Cascading read replica with no downtime

Steps To Create DR Replicas

Step 1: Select the DR (Disaster Recovery) read replica and open it. To Create a read replica out of the DR read replica point in time recovery has to be enabled. Click on Enable Replication

Cascading read replica requires point-in-time recover (binary logging) enabled.

Step2: Click on Enable and Restart

Enable and restart to enable the creation of cascading read replica.

Step 3: Click on CREATE READ REPLICA to start creating read replica sourcing from disaster recovery read replica.

Option enabled for creating a cascading replica.

Step4: Make the Read replica to be Highly Available by making it multi-zonal

Create a cascading read replica in a different region and make it HA across zones.

Let’s promote a DR read replica to a primary instance to simulate a regional failure by clicking on PROMOTE REPLICA option.

Promote read replica to become a Primary Instance

Promotion to primary instance confirmation

Read replica updated to Primary instance

Replica promotion is finished, and Cross-region replication is successful.

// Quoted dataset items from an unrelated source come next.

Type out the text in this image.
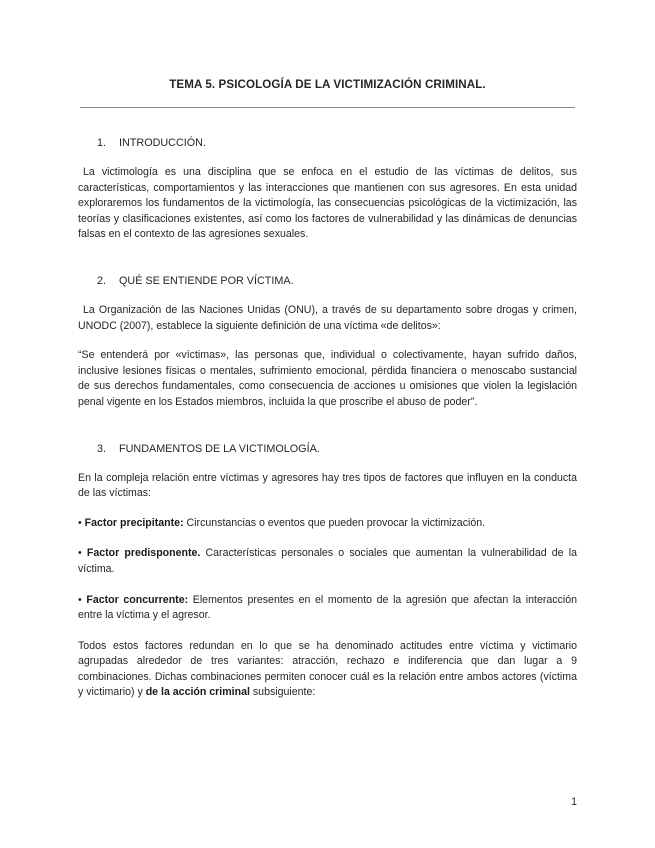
TEMA 5. PSICOLOGÍA DE LA VICTIMIZACIÓN CRIMINAL.
1. INTRODUCCIÓN.

La victimología es una disciplina que se enfoca en el estudio de las víctimas de delitos, sus características, comportamientos y las interacciones que mantienen con sus agresores. En esta unidad exploraremos los fundamentos de la victimología, las consecuencias psicológicas de la victimización, las teorías y clasificaciones existentes, así como los factores de vulnerabilidad y las dinámicas de denuncias falsas en el contexto de las agresiones sexuales.

2. QUÉ SE ENTIENDE POR VÍCTIMA.

La Organización de las Naciones Unidas (ONU), a través de su departamento sobre drogas y crimen, UNODC (2007), establece la siguiente definición de una víctima «de delitos»:

“Se entenderá por «víctimas», las personas que, individual o colectivamente, hayan sufrido daños, inclusive lesiones físicas o mentales, sufrimiento emocional, pérdida financiera o menoscabo sustancial de sus derechos fundamentales, como consecuencia de acciones u omisiones que violen la legislación penal vigente en los Estados miembros, incluida la que proscribe el abuso de poder”.

3. FUNDAMENTOS DE LA VICTIMOLOGÍA.

En la compleja relación entre víctimas y agresores hay tres tipos de factores que influyen en la conducta de las víctimas:

• Factor precipitante: Circunstancias o eventos que pueden provocar la victimización.

• Factor predisponente. Características personales o sociales que aumentan la vulnerabilidad de la víctima.

• Factor concurrente: Elementos presentes en el momento de la agresión que afectan la interacción entre la víctima y el agresor.

Todos estos factores redundan en lo que se ha denominado actitudes entre víctima y victimario agrupadas alrededor de tres variantes: atracción, rechazo e indiferencia que dan lugar a 9 combinaciones. Dichas combinaciones permiten conocer cuál es la relación entre ambos actores (víctima y victimario) y de la acción criminal subsiguiente:

1
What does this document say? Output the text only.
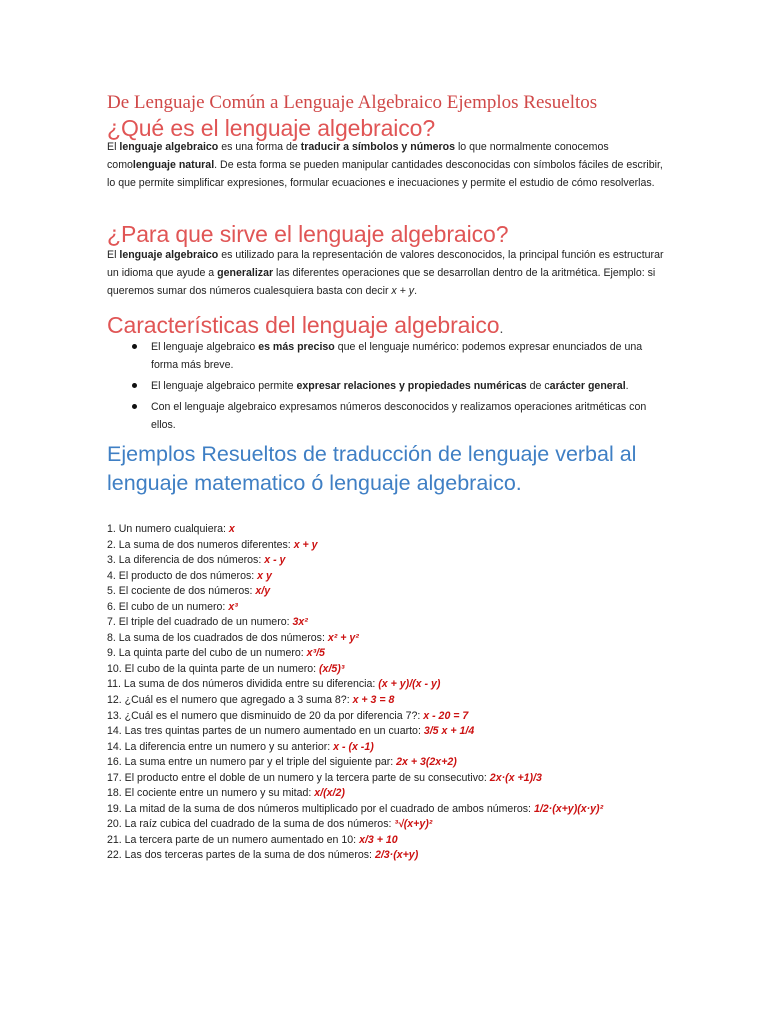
De Lenguaje Común a Lenguaje Algebraico Ejemplos Resueltos
¿Qué es el lenguaje algebraico?

El lenguaje algebraico es una forma de traducir a símbolos y números lo que normalmente conocemos comolenguaje natural. De esta forma se pueden manipular cantidades desconocidas con símbolos fáciles de escribir, lo que permite simplificar expresiones, formular ecuaciones e inecuaciones y permite el estudio de cómo resolverlas.

¿Para que sirve el lenguaje algebraico?

El lenguaje algebraico es utilizado para la representación de valores desconocidos, la principal función es estructurar un idioma que ayude a generalizar las diferentes operaciones que se desarrollan dentro de la aritmética. Ejemplo: si queremos sumar dos números cualesquiera basta con decir x + y.

Características del lenguaje algebraico.
El lenguaje algebraico es más preciso que el lenguaje numérico: podemos expresar enunciados de una forma más breve.
El lenguaje algebraico permite expresar relaciones y propiedades numéricas de carácter general.
Con el lenguaje algebraico expresamos números desconocidos y realizamos operaciones aritméticas con ellos.
Ejemplos Resueltos de traducción de lenguaje verbal al lenguaje matematico ó lenguaje algebraico.
1. Un numero cualquiera: x
2. La suma de dos numeros diferentes: x + y
3. La diferencia de dos números: x - y
4. El producto de dos números: x y
5. El cociente de dos números: x/y
6. El cubo de un numero: x³
7. El triple del cuadrado de un numero: 3x²
8. La suma de los cuadrados de dos números: x² + y²
9. La quinta parte del cubo de un numero: x³/5
10. El cubo de la quinta parte de un numero: (x/5)³
11. La suma de dos números dividida entre su diferencia: (x + y)/(x - y)
12. ¿Cuál es el numero que agregado a 3 suma 8?: x + 3 = 8
13. ¿Cuál es el numero que disminuido de 20 da por diferencia 7?: x - 20 = 7
14. Las tres quintas partes de un numero aumentado en un cuarto: 3/5 x + 1/4
14. La diferencia entre un numero y su anterior: x - (x -1)
16. La suma entre un numero par y el triple del siguiente par: 2x + 3(2x+2)
17. El producto entre el doble de un numero y la tercera parte de su consecutivo: 2x·(x +1)/3
18. El cociente entre un numero y su mitad: x/(x/2)
19. La mitad de la suma de dos números multiplicado por el cuadrado de ambos números: 1/2·(x+y)(x·y)²
20. La raíz cubica del cuadrado de la suma de dos números: ³√(x+y)²
21. La tercera parte de un numero aumentado en 10: x/3 + 10
22. Las dos terceras partes de la suma de dos números: 2/3·(x+y)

From the above screenshots, you can clearly see that on triggering the manual promotion of a DR read replica, it got promoted to the primary instance. The primary instance is now available in the us-east1-d. Promoting a read replica is an irreversible process and can’t be undone.

Automating the Process

You must have some automation in place to effectively reduce downtimes in case of a region failure. Automation of the process would cut down the cost by expediting the failover process. An automation script can be written that does automation of conducting a cross-region failover in Google Cloud SQL using HA Replicas and Cascading Replicas

  1. Provide the right GCP Project that the instance resides in
  2. Instance ID capture of the Primary Instance in the region that is down.
  3. Instance ID capture of the DR Read Replica that you want to failover to
  4. Instantiating the failover by promoting the DR Instance in the new region to the primary HA Cloud SQL instance
  5. Providing the connection details for the newly promoted HA Instance
  6. Replace the original Primary Instance with an HA Read Replica in the Same Region/Zone for future failovers

Conclusion

Cloud SQL provides native Highly available architecture within a single region. In case of zonal failure, Cloud SQL will automatically manage the failover by making the secondary zone instance to be primary without switching the IP. However, In case of a regional failover, read replicas are to be created in a different zone than the primary instance. Read replicas are promoted as primary HA in case of region failure. Cascading replicas are required since multiple read replicas being sourced from primary instances incorporate a dependency on the primary instance, if the primary instance goes down, these read replicas have to be deleted and re-created. In this scenario, the application fetching data from these read-replica will have to suffer some downtime, since new read-replica creation and endpoint update might take some time. To resolve this, Cascading read replicas can be created, A Cascading read-replica is a read-replica sourcing from another read-replica. The DR read replica can act as a source for other read replicas being created. This way, in case of a regional failure, no application will suffer a downtime since all the read replicas will be sourced from DR read replicas (which will be promoted to the Primary instance in case of regional failover). It’s highly recommended to incorporate these features in your architecture for a Highly available, fault-tolerant architecture that allows automatic failover, reducing downtime for the architecture implemented in GCP.

FAQs On Cloud SQL for MySQL with automatic failover on GCP

1. What Is Cloud SQL With Automatic Failover?

Cloud SQL is a managed GCP service offered by Google. Automatic failover is additional functionality that switches the primary instance to the backup instance in case of a failover.

2. How Does Automatic Failover Work?

In case of a zonal/regional failover and the primary instance goes down, the standby instance is promoted to become a primary instance thereby preventing downtime.

3. Why Is Automatic Failover Important?

It promotes the high availability of the cloud SQL instance by promoting the standby instance to the primary instance in case of a failover.